Tell me about just one of your most memorable experiences running the Iditarod:
Well, my years of running the Iditarod was ’73 I started, but I had bronchial pneumonia, and had to scratch out of Knik, go back home. But then the last year I ran the Iditarod, I tied up with Deedee Jonrowe, Sue Firmin, Rick Mackey, and Gary Whittemore out of Cantwell. And we were all having troubles, so we banded together and finished the race. One way or another, we were going to go. So we ran into a few challenges going into Iditarod. There was the creek running and we couldn’t get the dogs across. So I was with Sue and Deedee. So we had to cut a bunch of spruce boughs and pile it up, shovel snow on it, and we got across that to get to Iditarod. And then we picked up Rick Mackey and Gary up on the Yukon, I think. And from there we went to Unalakleet, and across Unalakleet that year, they didn’t have a trail over the land, so we went across the shoreline, and there was a lot of open leads, and this and that you had to be careful for.
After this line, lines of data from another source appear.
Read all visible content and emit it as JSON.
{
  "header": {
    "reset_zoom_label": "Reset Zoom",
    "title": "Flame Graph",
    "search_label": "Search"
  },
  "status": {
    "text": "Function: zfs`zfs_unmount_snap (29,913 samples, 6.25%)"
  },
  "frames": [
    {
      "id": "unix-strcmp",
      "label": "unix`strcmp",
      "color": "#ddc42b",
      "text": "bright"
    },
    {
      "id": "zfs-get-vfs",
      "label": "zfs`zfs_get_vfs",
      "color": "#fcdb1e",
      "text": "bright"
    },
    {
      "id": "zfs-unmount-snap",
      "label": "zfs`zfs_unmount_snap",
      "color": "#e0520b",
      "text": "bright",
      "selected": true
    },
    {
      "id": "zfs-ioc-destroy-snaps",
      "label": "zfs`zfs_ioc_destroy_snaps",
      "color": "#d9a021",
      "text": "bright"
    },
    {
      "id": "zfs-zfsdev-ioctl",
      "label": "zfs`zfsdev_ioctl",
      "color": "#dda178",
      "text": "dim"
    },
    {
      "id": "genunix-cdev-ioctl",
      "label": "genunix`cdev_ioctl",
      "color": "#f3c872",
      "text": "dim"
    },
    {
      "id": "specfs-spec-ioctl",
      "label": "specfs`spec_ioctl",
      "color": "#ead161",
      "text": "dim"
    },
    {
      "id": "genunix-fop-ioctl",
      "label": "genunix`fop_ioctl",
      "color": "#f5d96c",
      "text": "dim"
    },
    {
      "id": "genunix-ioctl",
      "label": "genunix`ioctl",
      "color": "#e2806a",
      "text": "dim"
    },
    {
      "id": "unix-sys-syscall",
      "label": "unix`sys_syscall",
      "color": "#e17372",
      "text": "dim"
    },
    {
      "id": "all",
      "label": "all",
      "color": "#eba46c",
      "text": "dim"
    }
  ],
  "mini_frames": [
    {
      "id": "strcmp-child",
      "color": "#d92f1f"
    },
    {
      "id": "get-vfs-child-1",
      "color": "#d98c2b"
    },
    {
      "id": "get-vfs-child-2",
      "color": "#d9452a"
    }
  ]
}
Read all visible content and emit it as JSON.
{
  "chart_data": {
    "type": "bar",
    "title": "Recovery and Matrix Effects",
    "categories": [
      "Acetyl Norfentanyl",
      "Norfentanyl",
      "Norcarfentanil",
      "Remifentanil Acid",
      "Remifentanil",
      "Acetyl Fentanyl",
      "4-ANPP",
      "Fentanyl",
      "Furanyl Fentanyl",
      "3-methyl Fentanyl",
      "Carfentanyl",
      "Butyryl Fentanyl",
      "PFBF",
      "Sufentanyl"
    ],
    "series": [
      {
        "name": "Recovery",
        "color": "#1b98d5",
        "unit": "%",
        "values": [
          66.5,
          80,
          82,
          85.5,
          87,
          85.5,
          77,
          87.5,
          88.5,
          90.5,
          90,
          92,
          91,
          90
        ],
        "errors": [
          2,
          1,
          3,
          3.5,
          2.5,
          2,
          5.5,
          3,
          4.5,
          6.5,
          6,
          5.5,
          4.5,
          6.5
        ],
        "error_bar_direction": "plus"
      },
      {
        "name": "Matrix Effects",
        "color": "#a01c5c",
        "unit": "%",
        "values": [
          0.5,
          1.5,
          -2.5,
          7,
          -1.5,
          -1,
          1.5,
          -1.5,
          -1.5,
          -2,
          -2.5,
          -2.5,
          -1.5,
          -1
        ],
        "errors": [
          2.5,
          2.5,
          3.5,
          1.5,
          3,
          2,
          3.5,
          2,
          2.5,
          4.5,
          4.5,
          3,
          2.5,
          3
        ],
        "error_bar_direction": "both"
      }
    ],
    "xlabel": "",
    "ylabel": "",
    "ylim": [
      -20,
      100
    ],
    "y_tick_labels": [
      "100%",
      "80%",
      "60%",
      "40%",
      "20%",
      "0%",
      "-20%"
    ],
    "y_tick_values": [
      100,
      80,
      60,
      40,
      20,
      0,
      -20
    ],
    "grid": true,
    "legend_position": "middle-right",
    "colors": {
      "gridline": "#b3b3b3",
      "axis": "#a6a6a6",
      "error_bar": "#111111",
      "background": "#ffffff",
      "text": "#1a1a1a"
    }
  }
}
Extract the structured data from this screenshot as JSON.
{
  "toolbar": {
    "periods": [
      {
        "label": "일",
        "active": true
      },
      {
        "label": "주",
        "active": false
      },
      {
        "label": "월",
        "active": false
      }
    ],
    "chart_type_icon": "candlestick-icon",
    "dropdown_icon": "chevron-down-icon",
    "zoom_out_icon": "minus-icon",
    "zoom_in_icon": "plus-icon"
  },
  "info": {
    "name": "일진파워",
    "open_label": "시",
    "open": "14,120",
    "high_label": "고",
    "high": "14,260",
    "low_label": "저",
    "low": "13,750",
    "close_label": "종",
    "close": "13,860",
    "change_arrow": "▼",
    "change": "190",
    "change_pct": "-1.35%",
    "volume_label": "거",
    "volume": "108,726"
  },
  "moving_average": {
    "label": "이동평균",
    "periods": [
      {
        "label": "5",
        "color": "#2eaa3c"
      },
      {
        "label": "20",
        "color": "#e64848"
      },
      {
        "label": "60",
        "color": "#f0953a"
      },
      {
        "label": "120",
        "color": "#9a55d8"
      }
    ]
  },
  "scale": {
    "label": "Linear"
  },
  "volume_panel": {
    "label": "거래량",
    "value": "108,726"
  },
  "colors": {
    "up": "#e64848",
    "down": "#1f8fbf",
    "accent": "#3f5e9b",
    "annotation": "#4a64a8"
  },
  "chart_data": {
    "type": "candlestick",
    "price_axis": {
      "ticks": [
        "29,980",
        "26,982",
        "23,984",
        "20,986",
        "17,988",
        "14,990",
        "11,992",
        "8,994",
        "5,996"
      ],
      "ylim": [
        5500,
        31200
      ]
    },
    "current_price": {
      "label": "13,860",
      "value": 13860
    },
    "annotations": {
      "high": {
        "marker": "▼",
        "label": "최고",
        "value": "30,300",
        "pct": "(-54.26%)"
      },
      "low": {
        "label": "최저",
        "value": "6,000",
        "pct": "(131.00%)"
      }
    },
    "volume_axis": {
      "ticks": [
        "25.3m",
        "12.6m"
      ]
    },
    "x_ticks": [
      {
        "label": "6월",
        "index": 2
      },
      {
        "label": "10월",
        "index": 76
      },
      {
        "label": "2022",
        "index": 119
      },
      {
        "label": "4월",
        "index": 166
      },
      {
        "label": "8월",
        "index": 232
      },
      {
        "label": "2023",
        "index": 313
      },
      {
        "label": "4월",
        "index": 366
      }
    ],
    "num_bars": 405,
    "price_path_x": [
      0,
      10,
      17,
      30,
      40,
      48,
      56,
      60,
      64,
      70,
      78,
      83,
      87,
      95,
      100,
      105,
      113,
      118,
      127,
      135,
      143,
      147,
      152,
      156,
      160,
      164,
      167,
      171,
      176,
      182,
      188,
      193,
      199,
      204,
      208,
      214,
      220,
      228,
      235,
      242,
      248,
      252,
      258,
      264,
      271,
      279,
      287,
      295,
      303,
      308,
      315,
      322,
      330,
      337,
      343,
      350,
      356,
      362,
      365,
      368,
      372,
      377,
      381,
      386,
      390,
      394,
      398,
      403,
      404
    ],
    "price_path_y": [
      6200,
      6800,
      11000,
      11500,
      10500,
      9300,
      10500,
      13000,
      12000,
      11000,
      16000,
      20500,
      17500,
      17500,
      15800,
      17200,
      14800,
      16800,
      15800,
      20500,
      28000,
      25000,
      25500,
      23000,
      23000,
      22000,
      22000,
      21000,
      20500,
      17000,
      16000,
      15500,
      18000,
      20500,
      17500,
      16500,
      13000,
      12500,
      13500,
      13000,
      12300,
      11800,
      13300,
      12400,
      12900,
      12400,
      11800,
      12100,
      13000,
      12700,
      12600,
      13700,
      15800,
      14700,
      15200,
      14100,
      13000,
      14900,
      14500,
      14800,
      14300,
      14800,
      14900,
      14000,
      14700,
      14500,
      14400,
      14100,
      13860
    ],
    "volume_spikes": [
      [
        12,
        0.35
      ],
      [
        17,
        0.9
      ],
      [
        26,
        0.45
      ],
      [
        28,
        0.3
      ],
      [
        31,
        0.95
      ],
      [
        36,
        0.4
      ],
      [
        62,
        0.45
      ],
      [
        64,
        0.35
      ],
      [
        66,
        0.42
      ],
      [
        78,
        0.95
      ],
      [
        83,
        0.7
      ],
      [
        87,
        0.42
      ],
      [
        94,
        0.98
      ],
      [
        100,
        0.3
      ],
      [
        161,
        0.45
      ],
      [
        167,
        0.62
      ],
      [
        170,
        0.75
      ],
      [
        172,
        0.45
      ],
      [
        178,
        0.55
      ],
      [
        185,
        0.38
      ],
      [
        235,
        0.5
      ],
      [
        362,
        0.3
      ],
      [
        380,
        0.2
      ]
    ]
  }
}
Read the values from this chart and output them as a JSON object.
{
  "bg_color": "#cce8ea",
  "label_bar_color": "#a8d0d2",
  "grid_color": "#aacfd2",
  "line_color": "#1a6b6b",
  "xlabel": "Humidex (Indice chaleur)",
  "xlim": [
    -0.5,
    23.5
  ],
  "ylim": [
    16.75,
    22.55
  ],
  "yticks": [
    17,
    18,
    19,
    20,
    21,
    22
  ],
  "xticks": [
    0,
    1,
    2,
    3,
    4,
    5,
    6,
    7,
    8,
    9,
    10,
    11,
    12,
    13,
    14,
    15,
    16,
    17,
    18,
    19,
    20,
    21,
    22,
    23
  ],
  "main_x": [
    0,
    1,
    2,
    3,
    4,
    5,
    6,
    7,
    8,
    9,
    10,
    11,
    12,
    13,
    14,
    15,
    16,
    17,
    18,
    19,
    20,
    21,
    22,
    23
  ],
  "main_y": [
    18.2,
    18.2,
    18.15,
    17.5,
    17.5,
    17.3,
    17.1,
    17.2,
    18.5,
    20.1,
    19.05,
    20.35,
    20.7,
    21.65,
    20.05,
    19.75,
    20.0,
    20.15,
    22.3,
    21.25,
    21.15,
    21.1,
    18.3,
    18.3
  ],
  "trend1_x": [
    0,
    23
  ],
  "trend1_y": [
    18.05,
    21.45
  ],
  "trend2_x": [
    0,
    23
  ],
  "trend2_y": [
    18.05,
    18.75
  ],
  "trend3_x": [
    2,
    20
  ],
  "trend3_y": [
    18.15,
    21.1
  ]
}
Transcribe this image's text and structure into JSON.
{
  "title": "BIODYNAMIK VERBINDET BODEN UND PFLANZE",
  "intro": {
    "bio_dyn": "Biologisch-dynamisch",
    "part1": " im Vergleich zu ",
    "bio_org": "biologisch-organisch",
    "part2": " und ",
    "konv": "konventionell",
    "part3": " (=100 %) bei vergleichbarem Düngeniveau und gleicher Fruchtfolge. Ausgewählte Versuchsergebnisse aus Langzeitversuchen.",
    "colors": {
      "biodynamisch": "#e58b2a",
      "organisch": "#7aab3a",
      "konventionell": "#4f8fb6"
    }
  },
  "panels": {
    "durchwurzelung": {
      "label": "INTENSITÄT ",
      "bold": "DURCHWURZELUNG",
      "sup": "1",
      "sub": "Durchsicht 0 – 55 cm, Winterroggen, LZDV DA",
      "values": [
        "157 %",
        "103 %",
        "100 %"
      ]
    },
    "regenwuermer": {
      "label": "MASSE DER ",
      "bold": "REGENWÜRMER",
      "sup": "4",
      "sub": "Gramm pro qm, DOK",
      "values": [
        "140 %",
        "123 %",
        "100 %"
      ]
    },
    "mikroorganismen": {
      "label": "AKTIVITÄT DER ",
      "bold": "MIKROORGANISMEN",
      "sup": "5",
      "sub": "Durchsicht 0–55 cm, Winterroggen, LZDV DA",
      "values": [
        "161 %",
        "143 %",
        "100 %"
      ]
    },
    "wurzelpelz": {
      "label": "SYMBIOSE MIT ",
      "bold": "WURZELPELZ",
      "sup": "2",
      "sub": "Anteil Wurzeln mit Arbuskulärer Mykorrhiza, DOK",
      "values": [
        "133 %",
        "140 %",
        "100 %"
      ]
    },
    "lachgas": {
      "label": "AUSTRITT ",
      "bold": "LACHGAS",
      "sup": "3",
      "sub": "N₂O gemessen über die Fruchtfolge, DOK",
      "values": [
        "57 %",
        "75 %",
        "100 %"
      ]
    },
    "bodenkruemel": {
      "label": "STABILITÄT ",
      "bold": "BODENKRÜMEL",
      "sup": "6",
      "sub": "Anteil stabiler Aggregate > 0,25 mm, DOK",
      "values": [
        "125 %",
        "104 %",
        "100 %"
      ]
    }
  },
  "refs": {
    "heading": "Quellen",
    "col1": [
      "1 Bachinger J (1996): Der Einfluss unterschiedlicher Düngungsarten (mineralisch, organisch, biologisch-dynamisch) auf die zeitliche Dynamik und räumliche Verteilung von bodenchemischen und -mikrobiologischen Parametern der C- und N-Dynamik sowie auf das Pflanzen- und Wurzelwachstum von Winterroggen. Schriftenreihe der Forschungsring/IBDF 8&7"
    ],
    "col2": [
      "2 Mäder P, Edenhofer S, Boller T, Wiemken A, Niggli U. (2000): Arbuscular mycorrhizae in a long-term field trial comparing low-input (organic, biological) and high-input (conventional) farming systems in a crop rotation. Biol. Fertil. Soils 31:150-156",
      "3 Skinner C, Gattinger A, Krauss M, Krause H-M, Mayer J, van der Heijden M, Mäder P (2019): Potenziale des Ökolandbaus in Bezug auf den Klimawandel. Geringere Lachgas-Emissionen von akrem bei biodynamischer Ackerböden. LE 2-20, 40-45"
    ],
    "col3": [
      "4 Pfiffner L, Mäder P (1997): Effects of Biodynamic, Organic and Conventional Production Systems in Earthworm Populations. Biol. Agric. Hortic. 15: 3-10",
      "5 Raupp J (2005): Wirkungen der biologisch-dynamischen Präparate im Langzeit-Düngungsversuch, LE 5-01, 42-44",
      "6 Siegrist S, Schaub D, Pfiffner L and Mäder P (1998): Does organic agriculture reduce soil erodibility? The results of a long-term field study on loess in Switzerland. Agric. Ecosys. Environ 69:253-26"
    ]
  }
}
And towards evening we were getting close to Shaktoolik, and the wind came up, blowing, so we all decided we’d just hole up right there and just slept with our dogs, curled up with our dogs and waited ’til morning, and the wind subsided, and we got out of our gear and stuff, and looked up, and there was Shaktoolik, just not too far away. So that was one of the worst Iditarods I had, other than the experiences that I loved doing.
What in life do you know for sure?:
Well, what I know for sure in my lifetime, it’s pretty much getting together with a friend in Minnesota, but getting into the sled dogs, wanting to live our dream, go to Alaska, which, out of three of us, two of us made it and one didn’t, but the life I had in Alaska, I don’t think I could have experienced any other better life than having sled dogs and great friends.